Bapak dan Ibu mengangguk sembari menyesali kesalahan
mereka. Harta, kekuasaan apalagi wajah yang tampan tidak menjamin orang akan
hidup bahagia. Yang penting adalah hati yang dapat mencintai dengan tulus.
Setelah bercerai
hidupku menjadi lebih baik. Tenang dan damai. Aku punya banyak waktu untuk
membesarkan Raihan dan menikmati masa mudaku yang hilang. Orangtuaku tidak mau
ikut campur lagi dalam kehidupanku, bagi mereka sekarang yang penting aku
bahagia.
Malam ini aku
sangat gelisah. Wajah Arman kekasihku
dulu kembali menari-nari dalam ingatanku. Entah mengapa
rasa itu muncul kembali. Ah, apa mungkin Arman masih mencintaiku? Kalaupun iya, apakah ia mau menerima
keadaanku sekarang ini? Itulah beberar pertanyaan yang tak terjawab sebelum akhirnya aku terlelap dalam
buaian kantuk.
***
“Siti, ada seseorang yang ingin
bertemu denganmu.”
Tak biasa bapak mengetuk pintuku
dengan pelan. Karena penasaran, aku segera keluar dari kamar dan menuju ke
ruang tamu.
Begitu takjubnya aku setelah melihat
sosok lelaki tengah berdiri tegap di hadapanku. Ya, masih dengan senyumnya yang
manis seperti dulu.
“Arman,” aku seraya ingin segera
memeluk Arman untuk meluruhkan rinduku. Namun, itu tak mungkin. Aku bisa
didepak bapak jika aku melakukan hal yag dilarang itu.
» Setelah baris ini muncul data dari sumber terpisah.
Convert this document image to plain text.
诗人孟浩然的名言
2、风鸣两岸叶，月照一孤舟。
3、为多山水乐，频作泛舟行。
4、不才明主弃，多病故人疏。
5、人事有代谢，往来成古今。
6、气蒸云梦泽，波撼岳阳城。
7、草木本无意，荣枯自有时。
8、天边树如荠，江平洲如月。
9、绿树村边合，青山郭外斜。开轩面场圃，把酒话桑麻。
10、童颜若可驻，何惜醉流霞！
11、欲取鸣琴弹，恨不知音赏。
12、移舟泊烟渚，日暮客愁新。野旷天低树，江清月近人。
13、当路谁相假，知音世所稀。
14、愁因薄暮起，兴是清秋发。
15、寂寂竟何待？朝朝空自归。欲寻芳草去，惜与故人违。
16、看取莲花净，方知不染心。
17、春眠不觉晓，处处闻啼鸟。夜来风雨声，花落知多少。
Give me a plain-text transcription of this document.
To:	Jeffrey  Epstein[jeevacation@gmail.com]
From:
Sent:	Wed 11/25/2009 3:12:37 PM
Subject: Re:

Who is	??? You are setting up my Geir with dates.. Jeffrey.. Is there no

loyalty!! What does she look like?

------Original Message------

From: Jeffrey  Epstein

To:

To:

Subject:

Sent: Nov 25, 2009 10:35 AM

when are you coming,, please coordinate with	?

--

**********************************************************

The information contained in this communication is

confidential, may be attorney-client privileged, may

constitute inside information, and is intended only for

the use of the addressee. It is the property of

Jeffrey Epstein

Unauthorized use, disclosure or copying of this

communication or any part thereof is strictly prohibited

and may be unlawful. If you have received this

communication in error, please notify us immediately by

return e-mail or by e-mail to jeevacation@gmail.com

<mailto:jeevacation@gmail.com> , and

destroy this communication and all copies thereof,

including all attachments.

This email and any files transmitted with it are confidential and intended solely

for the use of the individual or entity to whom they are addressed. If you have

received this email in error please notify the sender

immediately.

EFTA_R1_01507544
“Siti,” dengan lembut Arman menyebut
namaku, masih selembut dulu saat pertama kita bertemu.
“Secepatnya, Bapak akan mengatur
pernikahanmu dengan Arman.”
Aku benar-benar tak percaya dengan
ucapan bapak. Kali ini beliau benar-benar akan menikahkan aku tanpa syarat,
tanpa harta dan seabrek syarat lainnya.
Aku dan Arman melegang senyum.
Kemudian berjalan ke arah yang telah ditentukan Tuhan. Ya, kami memang
berjodoh. Meski harus ada pahit di awalnya. Kini, telah kami dapatkan manisnya
pernikahan dan berjanji akan menjadikan satu-satunya dalam hidup dengan cinta.
***
nb: jangan plagiat karya orang lain. yang plagiat aku doakan tidak selamat dunia dan akhirat. aamiin.